No renunció jamás a aquel proyecto que consideraba plenamente vigente y que desbordaba con mucho los límites del periodismo: “La Memoria como reivindicación frente al demonio del olvido y el Deseo como eufemismo de la esperanza, de la Historia si se quiere: he aquí la tensión dialéctica fundamental de todo cuanto he escrito”. Cabe recordar que precisamente ése, Memoria y deseo, fue el título que dio al ciclo que reunía tres décadas de su poesía. Dicen unos versos de Ciudad: “morirán de frío los desertores/ de la ciudad ambiciosa de su Memoria/ mientras comprueban el fracaso del deseo/ disfrazado de costumbre dominguera”. Basta releer a Manuel Vázquez Montalbán para saber que no murió de frío.

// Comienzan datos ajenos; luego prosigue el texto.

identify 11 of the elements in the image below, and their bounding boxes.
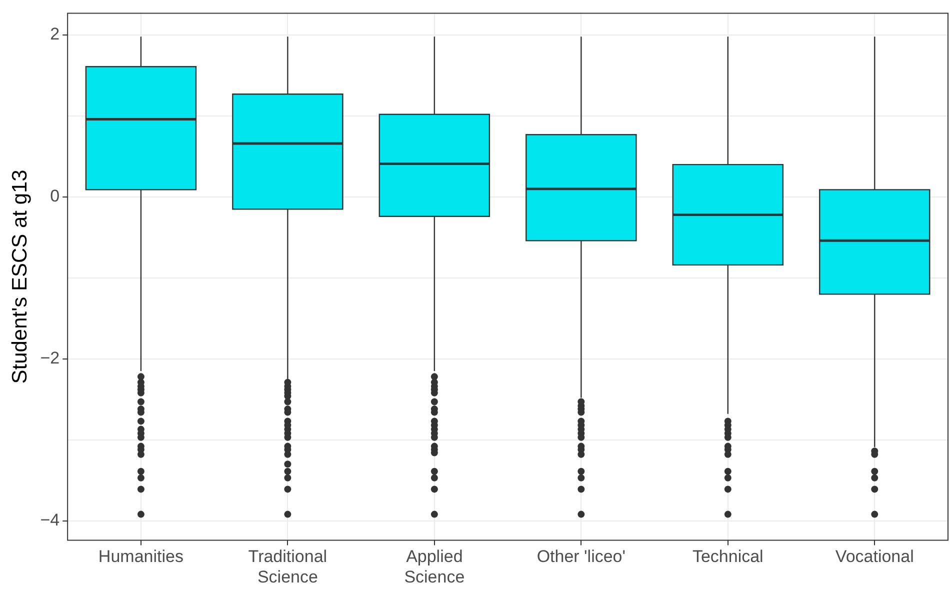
x-tick-label: Technical (692, 547, 764, 566)
x-tick-label: Vocational (835, 547, 914, 566)
x-tick-label: Other 'liceo' (536, 547, 626, 566)
y-tick-label: 2 (50, 24, 60, 44)
y-tick-label: −4 (40, 510, 60, 530)
y-tick-label: −2 (40, 348, 60, 368)
x-tick-label: Humanities (98, 547, 184, 566)
x-tick-label: Applied Science (404, 547, 465, 586)
y-axis-title: Student's ESCS at g13 (8, 170, 32, 384)
x-tick-label: Traditional Science (248, 547, 328, 586)
y-tick-label: 0 (50, 186, 60, 206)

Entrevistar a la monarquía

Ese lúcido periodista que fue Eça de Queirós escribió en mayo de 1894 un artículo, incluido en Ecos de París, en el que discutía el interés periodístico de entrevistar a un rey:

“Si los reyes lo son por derecho divino, sus intenciones deben permanecer tan impenetrables como las de Dios, de quien emanan, y quien las inspira. Si alguien osase interrogar al emperador de Rusia sobre sus planes, él con toda lógica, señalaría silenciosamente hacia el cielo. Los reyes de este carácter trascendente son agentes sumisos, casi inconscientes, de la Providencia. Mejor trepar a las nubes y formular un interrogatorio directo a la Providencia. Sin embargo, si los reyes son constitucionales, entonces tanto sus deseos como sus actos sólo tienen validez si son confirmados por el gobierno, por el Parlamento, por todas las instituciones tutelares con que los ha rodeado, con que los ha maniatado la Constitución. Más útil, más rápido y más cortés sería interviewar al primer ministro o al jefe de la mayoría”.

Así introducía Eça de Queirós su comentario sobre la entonces muy comentada entrevista que el periódico francés Le Figaro acababa de realizar al rey Humberto de Italia. En su opinión, esperar con inquietud y discutir después con pasión tales declaraciones públicas constituía una inmensa ingenuidad, puesto que esas manifestaciones estarán necesariamente cortadas por el patrón de una convención y no podrán ser más que “virtuosas generalidades”.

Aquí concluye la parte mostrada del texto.